Una casa es un texto
Sobre una casa es un texto
No es esta la primera vez que Amparo Garrido dirige su mirada hacia nuestra realidad mas intima, hacia nuestro hogar o los lugares de convivencia de un modo general. Al margen de experiencias de corte abstracto como la de algunas piezas de su serie Vacaciones en el mar, el conjunto que conforma Ventanas, papeles y el hombre del saco ya revelaba la intención de profundizar en el terreno de lo privado, y es ahora, en esta ultima serie, donde esa voluntad parece confirmarse de un modo definitivo. Garrido retrata los hogares de sus amigos en alusión clara al noema barthesiano, el esto es la casa de Francisco, o de Silvia y Joaquín, lugares con un denominador común, los libros y una fuente imprescindible de imagen, la televisión, que nos muestra bien programas de noticias, bien clásicos – Fahrenheit 451, Vértigo – y no tan clásicos o bien documentales. Estas imágenes se entienden como una salida al exterior, un vínculo con una realidad ajena -una realidad de una potente carga narrativa por el contenido de la imagen-, un poco en la línea de esas ventanas interminables de la serie anterior.
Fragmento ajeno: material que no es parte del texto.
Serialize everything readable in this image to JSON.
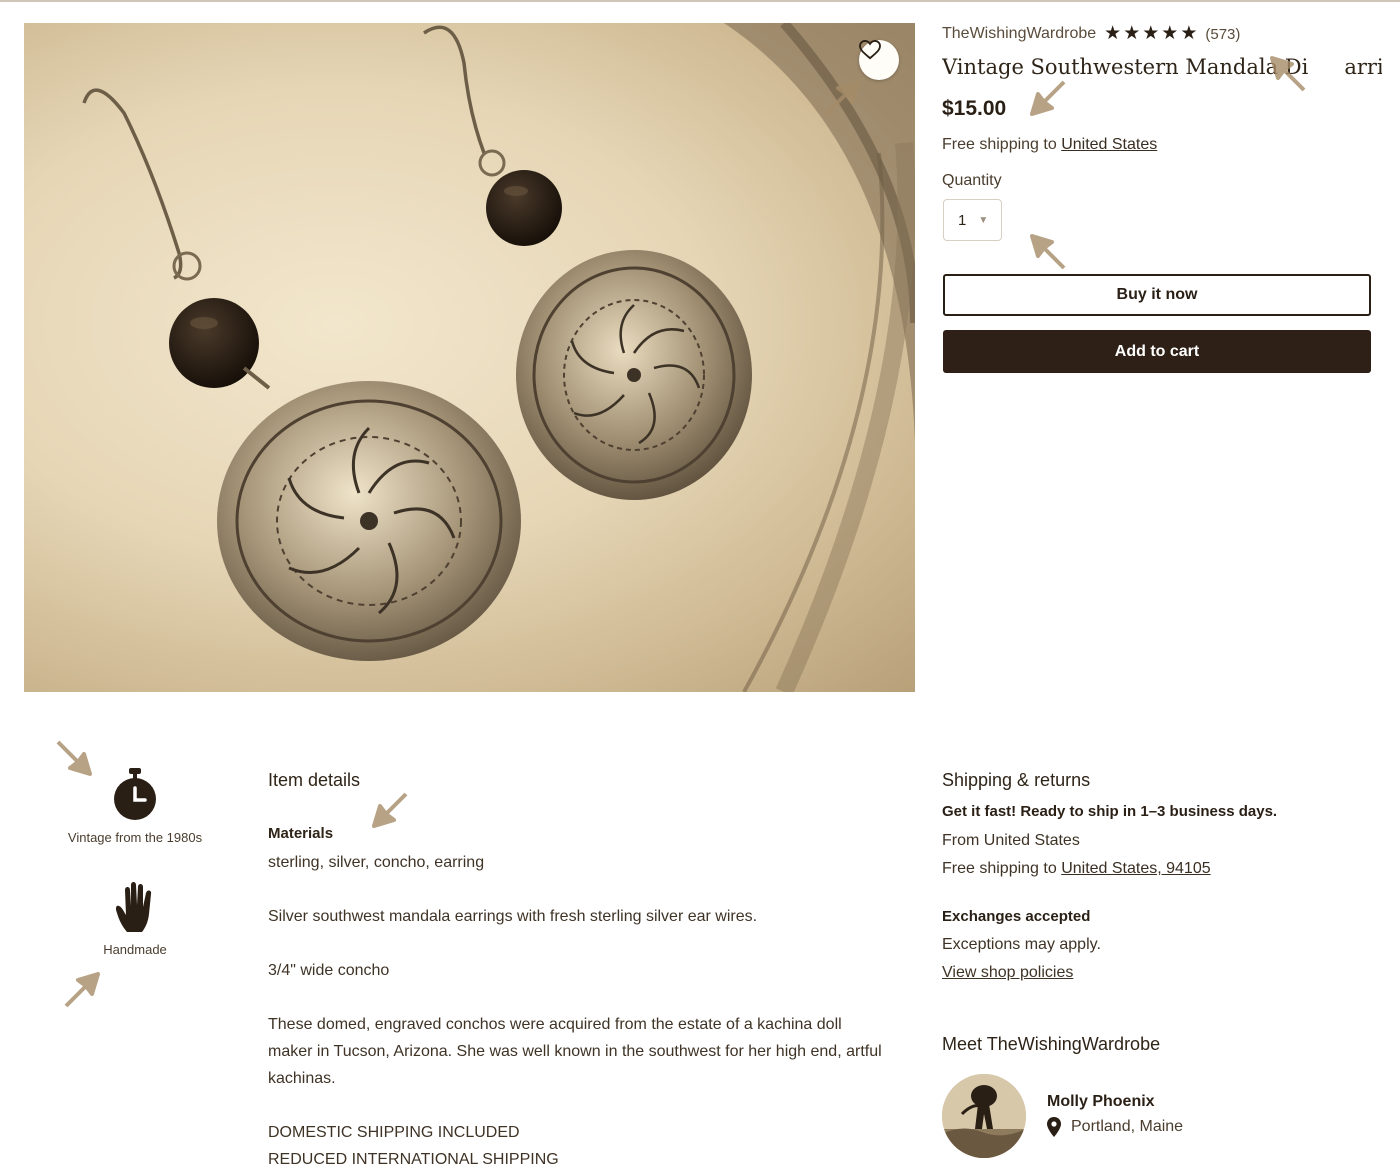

Pero Garrido evita aquí la figura humana, en este caso los dueños de la casa, subrayando no obstante muchos de los atributos que a ellos remiten. El escultor Jaume Plensa se preguntaba hace unos años por qué había que mostrar una mano cuando el pomo de una puerta, por ejemplo, ya marca la medida de una mano. Pensaba que sería algo redundante. Garrido podría suscribir esa afirmación subrayando la idea de que el hogar es ahora la viva imagen de quien lo habita, sin necesidad de hacerlo presente, algo que acentúa mediante los títulos de las obras que no son otros que los nombres de estos protagonistas ausentes.